On Saturday, July 19, 2014 6:42 PM, Nick Coghlan <ncoghlan at gmail.com> wrote:

> On 20 July 2014 11:31, Chris Angelico <rosuav at gmail.com> wrote:
>>  On Sun, Jul 20, 2014 at 11:23 AM, Nick Coghlan <ncoghlan at gmail.com> 
> wrote:
>>>  At present, I'm genuinely unclear on
>>>  why someone would ever want to pass the "-0" option to the 
>>> other UNIX
>>>  utilities, which then makes it very difficult to have a sensible
>>>  discussion on how we should address that use case in Python.
>> 
>>  That one's easy. What happens if you use 'find' to list files, 
>> and
>>  those files might have \n in their names? You need another sep.
> 
> Yes, but having a newline in a filename is sufficiently weird that I
> find it hard to imagine a scenario where "fix the filenames" isn't 
> a
> better answer. Hence why I think the PEP needs to explain why the UNIX
> utilities considered this use case sufficiently non-obscure to add
> explicit support for it, rather than just assuming that the
> obviousness of the use case can be taken for granted.

First, why is it so odd to have newlines in filenames? It used to be pretty common on Classic Mac. Sure, they're not too common nowadays, but that's because they're illegal on DOS/Windows, and because the shell on Unix systems makes them a pain to deal with, not because there's something inherently nonsensical about the idea, any more than filenames with spaces or non-ASCII characters or >255 length.

Second, "fix the filenames" is almost _never_ a better answer. If you're publishing a program for other people to use, you want to document that it won't work on some perfectly good files, and close their bugs as "Not a bug, rename your files if you want to use my software"? If the files are on a read-only filesystem or a slow tape backup, you really want to copy the entire filesystem over just so you can run a script on it?

Also, even if "fix the filenames" were the right answer, you need to write a tool to do that, and why shouldn't it be possible to use Python for that tool? (In fact, one of the scripts I wanted this feature for is a replacement for the traditional rename tool (http://plasmasturm.org/code/rename/).
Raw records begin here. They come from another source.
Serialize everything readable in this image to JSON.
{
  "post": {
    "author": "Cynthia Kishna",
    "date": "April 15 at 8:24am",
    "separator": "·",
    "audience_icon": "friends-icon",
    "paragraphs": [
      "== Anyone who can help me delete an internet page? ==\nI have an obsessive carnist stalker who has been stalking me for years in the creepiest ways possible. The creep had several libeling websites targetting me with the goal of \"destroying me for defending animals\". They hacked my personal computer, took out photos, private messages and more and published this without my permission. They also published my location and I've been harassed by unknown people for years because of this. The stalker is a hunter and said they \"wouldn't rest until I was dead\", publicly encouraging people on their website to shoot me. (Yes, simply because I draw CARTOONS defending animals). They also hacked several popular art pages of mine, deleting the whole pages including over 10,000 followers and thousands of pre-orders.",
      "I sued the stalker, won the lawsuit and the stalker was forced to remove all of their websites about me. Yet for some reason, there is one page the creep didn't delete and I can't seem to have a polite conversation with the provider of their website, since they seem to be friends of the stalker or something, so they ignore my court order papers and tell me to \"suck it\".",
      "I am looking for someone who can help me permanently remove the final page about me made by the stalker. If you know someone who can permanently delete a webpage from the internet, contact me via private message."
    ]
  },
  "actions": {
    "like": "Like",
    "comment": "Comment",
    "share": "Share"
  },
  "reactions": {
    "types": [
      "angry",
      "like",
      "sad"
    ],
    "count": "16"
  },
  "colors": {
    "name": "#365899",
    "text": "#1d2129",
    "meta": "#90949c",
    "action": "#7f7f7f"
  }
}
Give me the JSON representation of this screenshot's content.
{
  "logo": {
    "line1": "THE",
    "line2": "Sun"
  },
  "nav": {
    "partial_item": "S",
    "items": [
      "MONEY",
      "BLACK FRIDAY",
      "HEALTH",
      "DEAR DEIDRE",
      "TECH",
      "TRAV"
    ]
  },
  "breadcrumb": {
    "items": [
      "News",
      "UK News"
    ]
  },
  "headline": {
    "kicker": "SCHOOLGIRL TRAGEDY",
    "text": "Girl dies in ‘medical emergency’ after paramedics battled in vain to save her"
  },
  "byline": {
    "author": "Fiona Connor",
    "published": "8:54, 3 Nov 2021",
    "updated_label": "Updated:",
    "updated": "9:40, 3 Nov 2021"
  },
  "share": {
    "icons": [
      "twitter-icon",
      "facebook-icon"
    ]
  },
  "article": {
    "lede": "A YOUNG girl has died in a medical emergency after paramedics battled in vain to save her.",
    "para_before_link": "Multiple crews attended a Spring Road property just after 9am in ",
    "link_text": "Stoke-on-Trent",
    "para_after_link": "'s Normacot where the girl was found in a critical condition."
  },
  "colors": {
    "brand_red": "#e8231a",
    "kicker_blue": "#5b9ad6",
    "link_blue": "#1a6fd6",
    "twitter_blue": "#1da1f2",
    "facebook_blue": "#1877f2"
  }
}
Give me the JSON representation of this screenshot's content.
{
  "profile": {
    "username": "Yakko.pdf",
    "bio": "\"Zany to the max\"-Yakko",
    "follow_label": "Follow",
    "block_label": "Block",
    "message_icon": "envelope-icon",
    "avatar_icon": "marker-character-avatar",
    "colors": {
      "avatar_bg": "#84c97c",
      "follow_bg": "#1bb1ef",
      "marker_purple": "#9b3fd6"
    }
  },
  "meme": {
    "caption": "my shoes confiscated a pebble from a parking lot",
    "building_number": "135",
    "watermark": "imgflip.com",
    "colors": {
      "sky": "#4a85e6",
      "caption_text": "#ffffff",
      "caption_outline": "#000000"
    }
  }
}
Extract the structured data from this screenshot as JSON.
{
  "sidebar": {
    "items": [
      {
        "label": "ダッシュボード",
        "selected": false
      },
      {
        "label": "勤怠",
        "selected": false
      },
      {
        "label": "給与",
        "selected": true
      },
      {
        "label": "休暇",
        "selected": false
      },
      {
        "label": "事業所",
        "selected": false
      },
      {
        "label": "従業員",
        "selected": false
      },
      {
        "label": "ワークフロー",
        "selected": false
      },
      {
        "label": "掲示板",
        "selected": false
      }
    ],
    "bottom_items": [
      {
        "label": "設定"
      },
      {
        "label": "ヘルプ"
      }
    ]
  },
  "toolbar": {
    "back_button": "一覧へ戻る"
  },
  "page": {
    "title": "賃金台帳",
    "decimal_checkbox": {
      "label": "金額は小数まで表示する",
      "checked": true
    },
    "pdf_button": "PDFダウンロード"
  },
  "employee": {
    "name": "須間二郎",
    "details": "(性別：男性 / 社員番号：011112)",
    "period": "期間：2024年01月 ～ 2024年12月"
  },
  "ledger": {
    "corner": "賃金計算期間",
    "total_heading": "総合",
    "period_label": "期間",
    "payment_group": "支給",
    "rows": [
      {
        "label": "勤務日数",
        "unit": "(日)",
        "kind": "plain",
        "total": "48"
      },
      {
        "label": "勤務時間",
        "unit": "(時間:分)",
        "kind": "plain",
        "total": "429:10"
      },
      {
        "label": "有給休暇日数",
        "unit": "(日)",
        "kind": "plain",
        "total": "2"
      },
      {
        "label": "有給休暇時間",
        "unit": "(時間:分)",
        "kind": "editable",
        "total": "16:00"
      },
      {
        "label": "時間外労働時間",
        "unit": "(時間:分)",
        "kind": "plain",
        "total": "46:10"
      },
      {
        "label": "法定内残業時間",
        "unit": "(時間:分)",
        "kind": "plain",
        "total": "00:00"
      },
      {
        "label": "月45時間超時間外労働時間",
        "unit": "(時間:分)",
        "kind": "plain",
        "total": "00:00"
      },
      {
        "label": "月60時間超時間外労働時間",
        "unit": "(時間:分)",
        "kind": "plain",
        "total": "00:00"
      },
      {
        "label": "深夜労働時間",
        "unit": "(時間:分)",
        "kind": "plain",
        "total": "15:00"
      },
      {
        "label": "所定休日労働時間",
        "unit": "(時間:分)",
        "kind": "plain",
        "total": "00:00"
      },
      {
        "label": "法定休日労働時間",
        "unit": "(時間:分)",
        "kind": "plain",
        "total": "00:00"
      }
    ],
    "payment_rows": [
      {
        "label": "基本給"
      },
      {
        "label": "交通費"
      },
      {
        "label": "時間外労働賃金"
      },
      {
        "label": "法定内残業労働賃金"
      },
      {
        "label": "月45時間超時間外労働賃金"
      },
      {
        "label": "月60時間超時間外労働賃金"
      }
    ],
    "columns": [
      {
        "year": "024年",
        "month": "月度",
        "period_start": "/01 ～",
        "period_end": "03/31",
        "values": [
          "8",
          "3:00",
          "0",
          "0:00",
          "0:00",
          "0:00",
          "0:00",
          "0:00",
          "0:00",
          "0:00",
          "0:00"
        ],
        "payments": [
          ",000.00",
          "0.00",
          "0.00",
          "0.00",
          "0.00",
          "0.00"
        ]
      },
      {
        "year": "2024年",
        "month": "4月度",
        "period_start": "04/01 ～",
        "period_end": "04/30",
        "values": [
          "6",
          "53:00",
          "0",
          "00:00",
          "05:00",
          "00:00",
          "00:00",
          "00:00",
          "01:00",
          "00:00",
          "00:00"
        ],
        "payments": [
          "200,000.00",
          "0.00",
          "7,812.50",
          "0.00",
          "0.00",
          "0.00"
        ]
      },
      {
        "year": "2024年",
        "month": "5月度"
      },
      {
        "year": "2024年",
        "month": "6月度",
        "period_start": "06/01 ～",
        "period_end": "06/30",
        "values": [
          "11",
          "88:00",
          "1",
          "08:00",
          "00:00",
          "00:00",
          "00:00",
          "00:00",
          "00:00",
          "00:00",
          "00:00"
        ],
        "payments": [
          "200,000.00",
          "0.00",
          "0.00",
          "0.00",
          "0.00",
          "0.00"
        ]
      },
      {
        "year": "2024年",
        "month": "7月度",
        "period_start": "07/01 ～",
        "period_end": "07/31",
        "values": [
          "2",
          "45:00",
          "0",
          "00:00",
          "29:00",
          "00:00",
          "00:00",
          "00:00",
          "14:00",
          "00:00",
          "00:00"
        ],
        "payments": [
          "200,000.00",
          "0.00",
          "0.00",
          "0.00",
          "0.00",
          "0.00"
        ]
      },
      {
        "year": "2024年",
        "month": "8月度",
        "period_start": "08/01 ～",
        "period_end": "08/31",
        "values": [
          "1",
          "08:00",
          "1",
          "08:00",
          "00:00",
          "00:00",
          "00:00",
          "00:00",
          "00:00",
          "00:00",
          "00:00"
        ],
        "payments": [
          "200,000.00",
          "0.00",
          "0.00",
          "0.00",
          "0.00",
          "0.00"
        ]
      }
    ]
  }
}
I mainly wanted to let people use regular expressions without letting them run arbitrary Perl code, as rename -e does, but also, I couldn't figure out how to rename "foo" to "Foo" on a case-preserving-but-insensitive filesystem in Perl, and I know how to do it in Python.)

At any rate, there are decades of tradition behind using -print0, and that's not going to change just because Python isn't as good as other languages at dealing with it. The GNU find documentation (http://linux.die.net/man/1/find) explicitly recommends, in multiple places, using -print0 instead of -print whenever possible. (For example, in the summary near the top, "If no expression is given, the expression -print is used (but you should probably consider using -print0 instead, anyway).")

And part of the reason for that is that many other tools, like xargs, split on any whitespace, not on newlines, if not given the -0 argument. Fortunately, all of those tools know how to handle backslash escapes, but unfortunately, find doesn't know how to emit them. (Actually, frustratingly, both BSD and SysV find have the code to do it, but not in a way you can use here.) So, if you're writing a script that uses find and might get piped to anything that handles input like xargs, you have to use -print0.

And that means, if you're writing a tool that might get find piped to it, you have to handle -print0, even if you're pretty sure nobody will ever have newlines for you to deal with, because they're probably going to want to use -print0 anyway, rather than figure out how your tool deals with other whitespace.